EM Coding Alert

Otolaryngology Spotlight:

Uncover When E/M Code Goes Hand in Hand with Coding Cerumen Removal

Separate the E/M from 69210 with modifier 25 to get deserved dollars.

When your provider sees a patient in the office and then performs cerumen removal, determining whether or not you can separately report an E/M code is not always straightforward. But erring on the side of caution and skipping the E/M code every time can cost your practice big time. 

Keep reading to unravel these issues and ensure you aren’t missing billable services.

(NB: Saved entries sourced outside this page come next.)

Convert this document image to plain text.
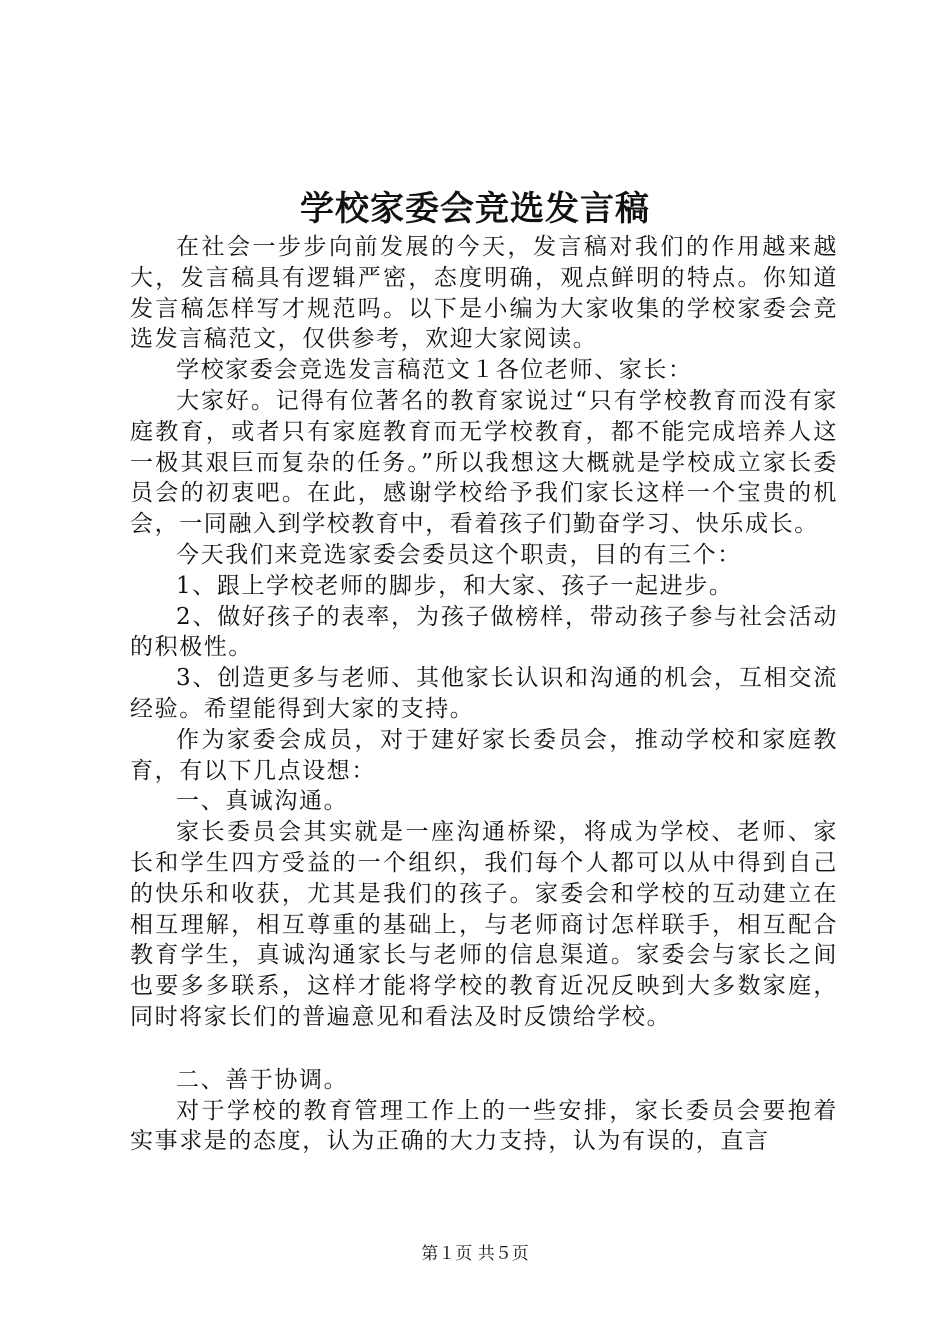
学校家委会竞选发言稿

在社会一步步向前发展的今天，发言稿对我们的作用越来越大，发言稿具有逻辑严密，态度明确，观点鲜明的特点。你知道发言稿怎样写才规范吗。以下是小编为大家收集的学校家委会竞选发言稿范文，仅供参考，欢迎大家阅读。

学校家委会竞选发言稿范文１各位老师、家长：

大家好。记得有位著名的教育家说过“只有学校教育而没有家庭教育，或者只有家庭教育而无学校教育，都不能完成培养人这一极其艰巨而复杂的任务。”所以我想这大概就是学校成立家长委员会的初衷吧。在此，感谢学校给予我们家长这样一个宝贵的机会，一同融入到学校教育中，看着孩子们勤奋学习、快乐成长。

今天我们来竞选家委会委员这个职责，目的有三个：

1、跟上学校老师的脚步，和大家、孩子一起进步。

2、做好孩子的表率，为孩子做榜样，带动孩子参与社会活动的积极性。

3、创造更多与老师、其他家长认识和沟通的机会，互相交流经验。希望能得到大家的支持。

作为家委会成员，对于建好家长委员会，推动学校和家庭教育，有以下几点设想：

一、真诚沟通。

家长委员会其实就是一座沟通桥梁，将成为学校、老师、家长和学生四方受益的一个组织，我们每个人都可以从中得到自己的快乐和收获，尤其是我们的孩子。家委会和学校的互动建立在相互理解，相互尊重的基础上，与老师商讨怎样联手，相互配合教育学生，真诚沟通家长与老师的信息渠道。家委会与家长之间也要多多联系，这样才能将学校的教育近况反映到大多数家庭，同时将家长们的普遍意见和看法及时反馈给学校。

二、善于协调。

对于学校的教育管理工作上的一些安排，家长委员会要抱着实事求是的态度，认为正确的大力支持，认为有误的，直言

第１页 共５页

Check the Severity to Know the Need for E/M

When your physician removes cerumen that isn’t impacted or doesn’t require instrumentation, where irrigation will remove the cerumen, you will report only an E/M code from the 99201-99215 (Office or other outpatient visit …) range. 

“Payers typically will not cover simple, non-impacted earwax removal,” says Barbara Cobuzzi, MBA, CPC, CENTC, CPC-H, CPC-P, CPC-I, CPCO, president of CRN Healthcare Solutions, a consulting firm in Tinton Falls, N.J. “This work is included in the E/M service and should be reported with an E/M code.  Further, if earwax is removed by irrigation or lavage only, CPT® 69210 (Removal impacted cerumen requiring instrumentation, unilateral) should NOT be reported, as this is considered part of an E/M as well.”

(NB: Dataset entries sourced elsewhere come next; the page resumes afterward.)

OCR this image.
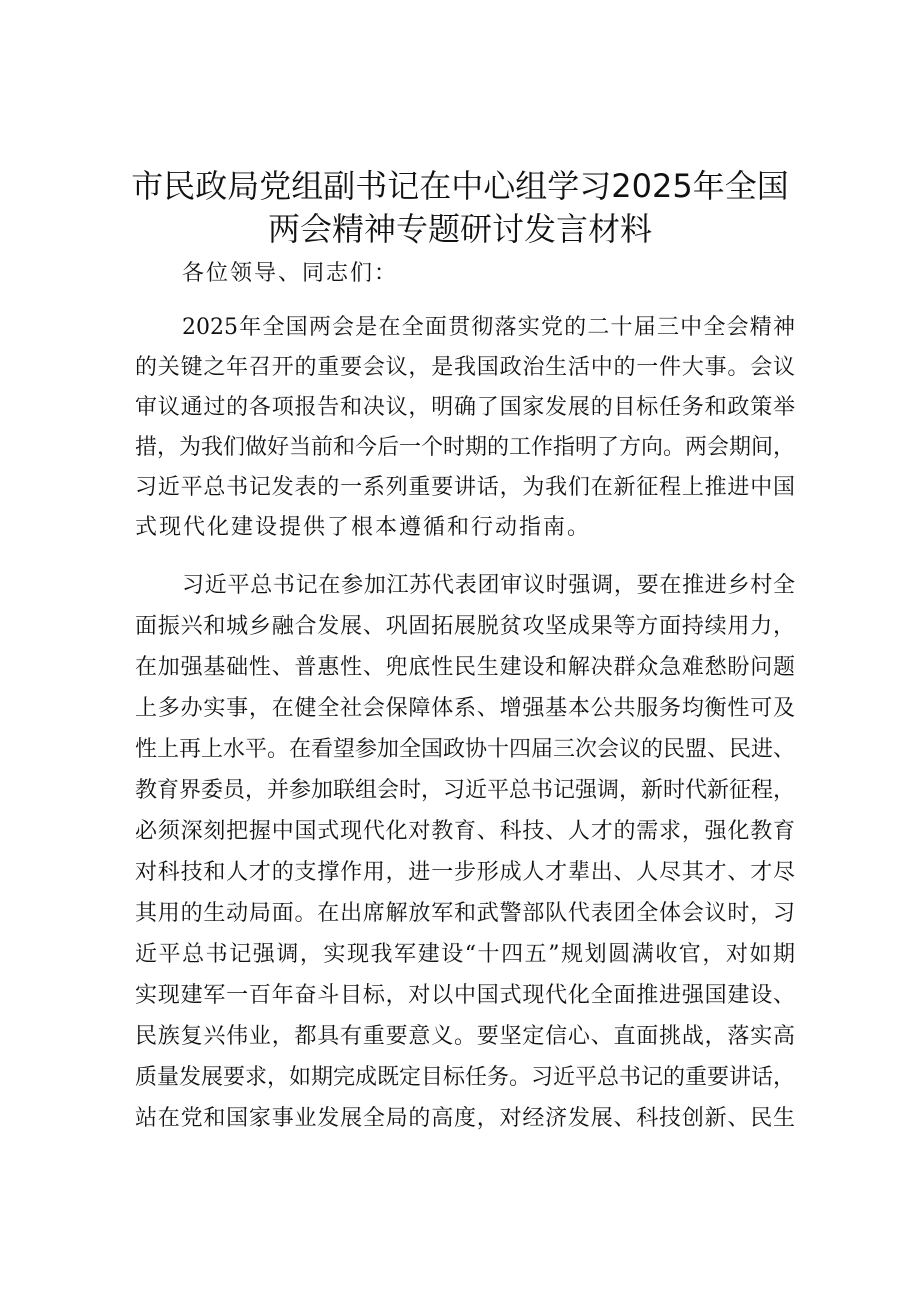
市民政局党组副书记在中心组学习2025年全国
两会精神专题研讨发言材料
各位领导、同志们：
2025年全国两会是在全面贯彻落实党的二十届三中全会精神
的关键之年召开的重要会议，是我国政治生活中的一件大事。会议
审议通过的各项报告和决议，明确了国家发展的目标任务和政策举
措，为我们做好当前和今后一个时期的工作指明了方向。两会期间，
习近平总书记发表的一系列重要讲话，为我们在新征程上推进中国
式现代化建设提供了根本遵循和行动指南。
习近平总书记在参加江苏代表团审议时强调，要在推进乡村全
面振兴和城乡融合发展、巩固拓展脱贫攻坚成果等方面持续用力，
在加强基础性、普惠性、兜底性民生建设和解决群众急难愁盼问题
上多办实事，在健全社会保障体系、增强基本公共服务均衡性可及
性上再上水平。在看望参加全国政协十四届三次会议的民盟、民进、
教育界委员，并参加联组会时，习近平总书记强调，新时代新征程，
必须深刻把握中国式现代化对教育、科技、人才的需求，强化教育
对科技和人才的支撑作用，进一步形成人才辈出、人尽其才、才尽
其用的生动局面。在出席解放军和武警部队代表团全体会议时，习
近平总书记强调，实现我军建设“十四五”规划圆满收官，对如期
实现建军一百年奋斗目标，对以中国式现代化全面推进强国建设、
民族复兴伟业，都具有重要意义。要坚定信心、直面挑战，落实高
质量发展要求，如期完成既定目标任务。习近平总书记的重要讲话，
站在党和国家事业发展全局的高度，对经济发展、科技创新、民生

There are times, however, when you can — and should — separately report an E/M service and the cerumen removal with 69210.

“The key is how the 69210 was documented,” explains Dorothy D. Steed, CPC-H, CHCC, CPUM, CPUR, CPHM, ACS-OP, CCS-P, RCC, CPMA, RMC, CEMC, CPC-I, CFPC, PCS, FCS, CPAR, AHIMA approved ICD-10 trainer, an independent healthcare consultant and educator in Atlanta, Ga. ”If an instrument was used, such as a curette, this must be indicated by the provider, and payers are more inclined to pay it separately with modifier 25 on the E/M code.  If done by a washing, or similar method without using an instrument, it is bundled into the E/M, and not separately payable.”

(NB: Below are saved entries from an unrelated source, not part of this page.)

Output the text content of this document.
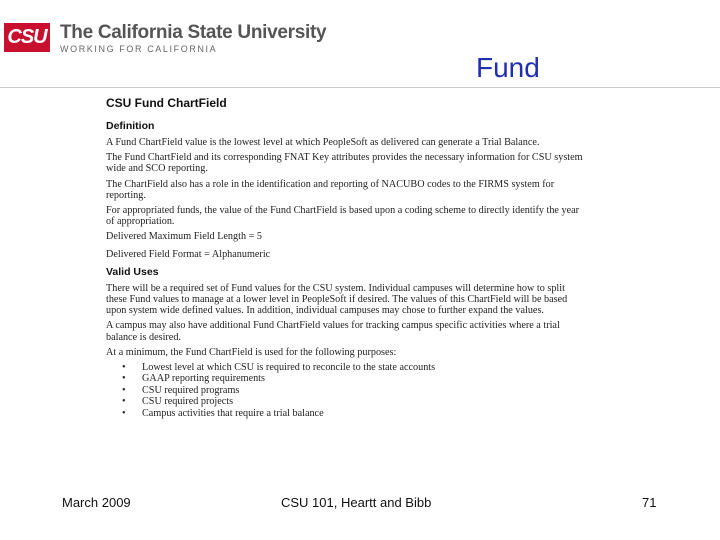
CSU The California State University
WORKING FOR CALIFORNIA
Fund
CSU Fund ChartField
Definition

A Fund ChartField value is the lowest level at which PeopleSoft as delivered can generate a Trial Balance.

The Fund ChartField and its corresponding FNAT Key attributes provides the necessary information for CSU system wide and SCO reporting.

The ChartField also has a role in the identification and reporting of NACUBO codes to the FIRMS system for reporting.

For appropriated funds, the value of the Fund ChartField is based upon a coding scheme to directly identify the year of appropriation.

Delivered Maximum Field Length = 5

Delivered Field Format = Alphanumeric

Valid Uses

There will be a required set of Fund values for the CSU system. Individual campuses will determine how to split these Fund values to manage at a lower level in PeopleSoft if desired. The values of this ChartField will be based upon system wide defined values. In addition, individual campuses may chose to further expand the values.

A campus may also have additional Fund ChartField values for tracking campus specific activities where a trial balance is desired.

At a minimum, the Fund ChartField is used for the following purposes:

• Lowest level at which CSU is required to reconcile to the state accounts
• GAAP reporting requirements
• CSU required programs
• CSU required projects
• Campus activities that require a trial balance
March 2009	CSU 101, Heartt and Bibb	71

Example: A patient presents with a sore throat and while in the doctor’s office, she complains of an itchy ear and difficulty hearing. Your physician examines the patient and determines that the patient has impacted cerumen.  He removes the cerumen with otoscope and a curette, digging out the impacted cerumen.

Code it: You would code the E/M visit using a new or established patient office visit code (99201-99215) depending upon the levels of history, exam, and medical decision making your provider documents. Attach modifier 25 (Significant, separately identifiable evaluation and management service by the same physician or other qualified health care professional on the same day of the procedure or other service) to the E/M code to indicate that the office service is separately identifiable and separately payable. Report the cerumen removal procedure with 69210.

Tip: “I suspect a common problem is failure to append modifier 25 to the E/M code,” says Kent Moore, senior strategist for physician payment at the American Academy of Family Physicians in Leawood, Kan. “CCI edits do bundle an E/M into 69210 unless an appropriate modifier is used. The other point to remember is that 69210, like all procedures, includes a certain amount of evaluation and management in preparation for doing the procedure. Thus, unless the documentation supports, and the claim reflects that the E/M done in conjunction with 69210 was significant and separately identifiable from 69210, the payer will deny the E/M.” Conversely, the other problem is removing the impaction with only water and billing separately for it under the 69210. This is not appropriate billing/coding. The physicians should be made aware of when the impaction removal is billed separately and when it is not.

Look for Two Diagnoses to Ensure Payment

You’ll find that most payers consider cerumen removal a minor procedure but they require two separate diagnoses in order to pay for the E/M service and the cerumen removal procedure, which isn’t typical for other minor procedures. Without the two diagnoses, denial is likely.

The E/M service may originate with ear pain or trouble hearing as one diagnosis, as well as possibly 380.4 (Impacted cerumen). The ear pain or trouble hearing most likely brought your patient into the office. 

So on your claim, you would bill the E/M service with modifier 25 and the presenting problem diagnosis — ear pain (388.70, Otalgia unspecified) or trouble hearing (389.9, Unspecified hearing loss) — and the 69210 with 380.4 for the impacted cerumen the provider found and treated.